STRESS OF CHILDHOOD POVERTY MAY HAVE LONG EFFECT ON BRAIN


By Nicole Ostrow - Oct 21, 2013 3:00 PM ET

Children raised in poverty or in orphanages experience chronic stress early in life that can have long-lasting effects on the brain, setting them up for future mental and physical ailments as adults, two studies found.

The stress of poverty may affect regions in a child's brain that control emotion, according to research published today in the journal Proceedings of the National Academy of Sciences. A second study found that children who had lived in an orphanage were more anxious than those who hadn't.
Enlarge image Childhood Stress

The stress of poverty may affect regions in a child's brain that control emotion, according to research published today in the journal Proceedings of the National Academy of Sciences. Photographer: Spencer Platt/Getty Images

In childhood, the brain is still immature and developing rapidly so it is more sensitive to high-stress situations than an adult brain, said Pilyoung Kim, lead study author of the childhood poverty study. The findings from both papers suggest that early intervention programs to address chronic stress may benefit these children, the authors said.

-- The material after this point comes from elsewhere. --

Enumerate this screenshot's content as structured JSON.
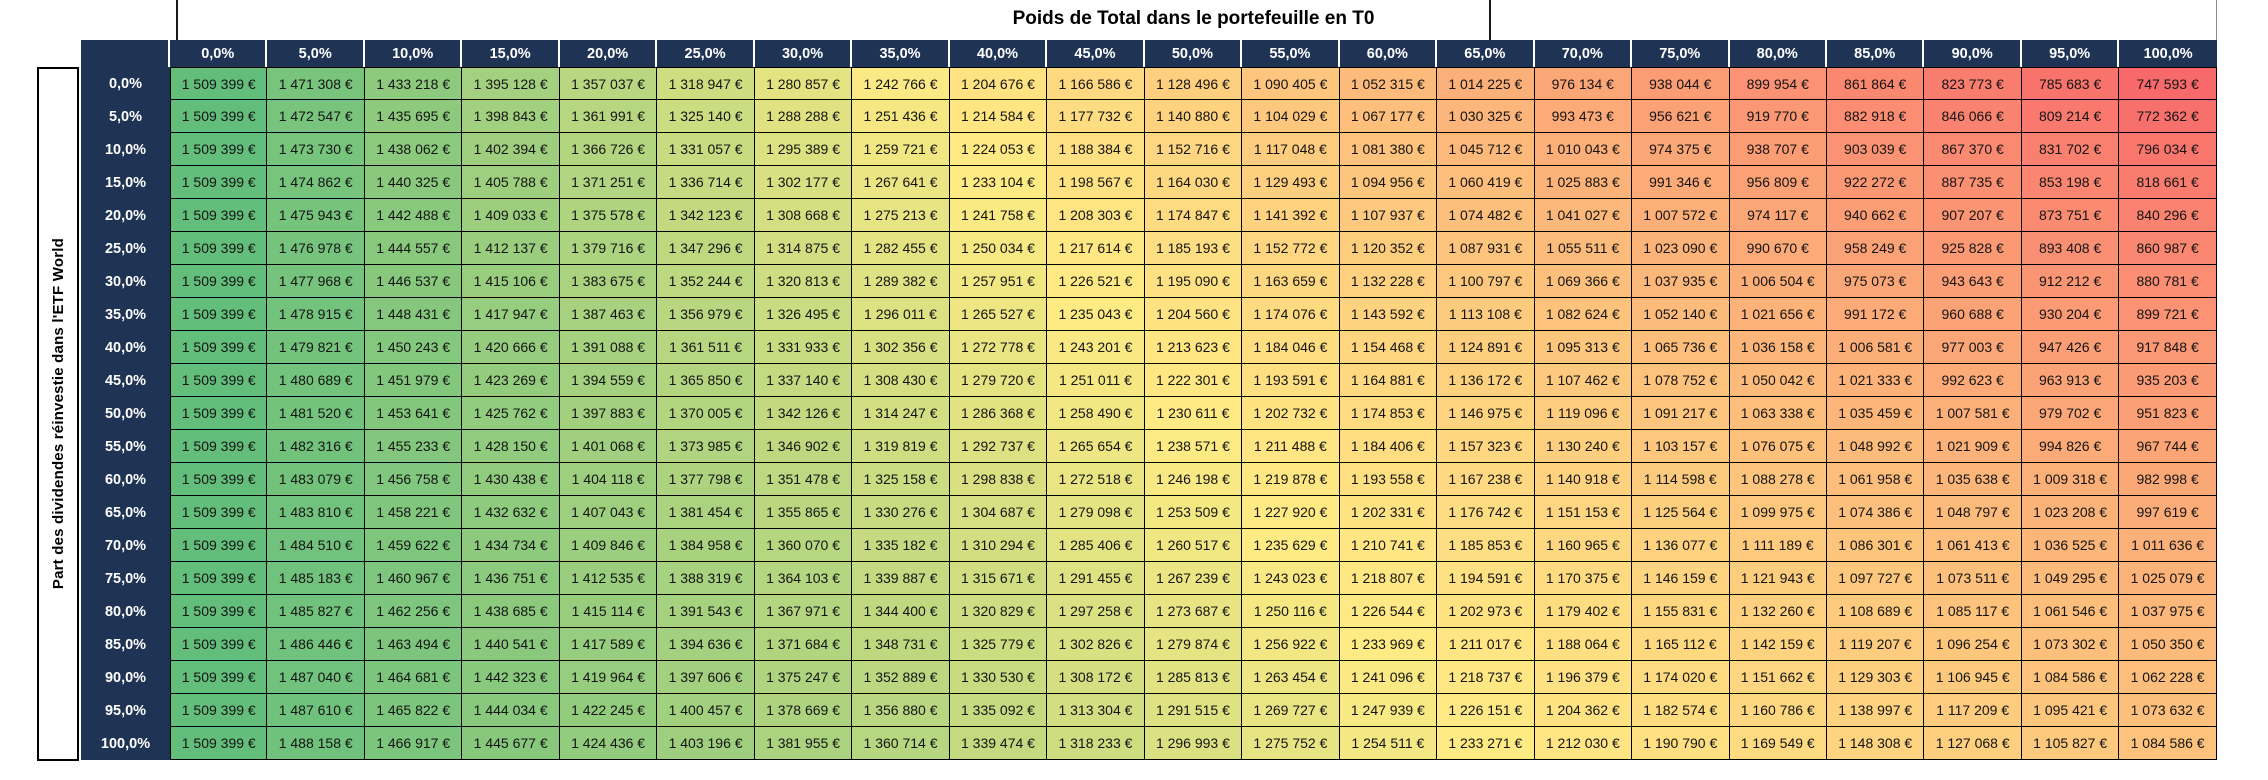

"Long-term exposure to chronic stress is likely to cause wear and tear in children's physical and psychological systems for coping with stress over time," said Kim, an assistant professor and director of the Family and Child Neuroscience Lab at the University of Denver, in an Oct. 20 e-mail. "Living in poverty at a young age can cause long-lasting changes in brain development, which contribute to difficulties in regulating of emotions and future devastating health outcomes, including mental illness and high mortality and morbidity in adulthood."
Poverty Effects

Researchers in the poverty study looked at 54 adults at age 24. Half of those in the study were considered low income when they were 9 years old and half were not.

Using brain imaging, they found that adults who were poor as children were less able than other participants to minimize their emotional reactions to negative images by reinterpreting scenes as less harmful or mentally distancing themselves. The findings were the same even when the researchers controlled for income as adults.

In the second paper, researchers from the Weill Cornell Medical College in New York studied 16 children ages 11 and younger who had been reared in an orphanage and 10 children who hadn't.

The researchers also created a mouse model in which the maternal care of newborn mice was disrupted. This experiment enabled the researchers to simulate the orphanage experience, observe the behavior of the animals and look into their brains.

The findings suggested that the unpredictable care children receive in orphanages may alter their behavior and, as seen in the mouse model, is an early-life stress that can affect brain development.
Altered Behavior

"When growing up in an unpredictable situation such as an orphanage, you are altering the way the brain allocates resources to interpret the world around it," said Matthew Cohen, who conducted the research as part of his doctoral work at Weill Cornell. "By doing so, you end up altering the behavior of the animal or humans later on."

Early stressful experiences in childhood lead to higher rates of anxiety and depression, he said. "It's definitely more difficult to reverse the older the individual," Cohen said in a telephone interview. "The changes are more widespread if the children are in the orphanage longer."

The results suggest early intervention is needed for orphanage-reared children to help reduce risk of psychological illness, the authors wrote. About 8 million children live in orphanages worldwide, the paper said.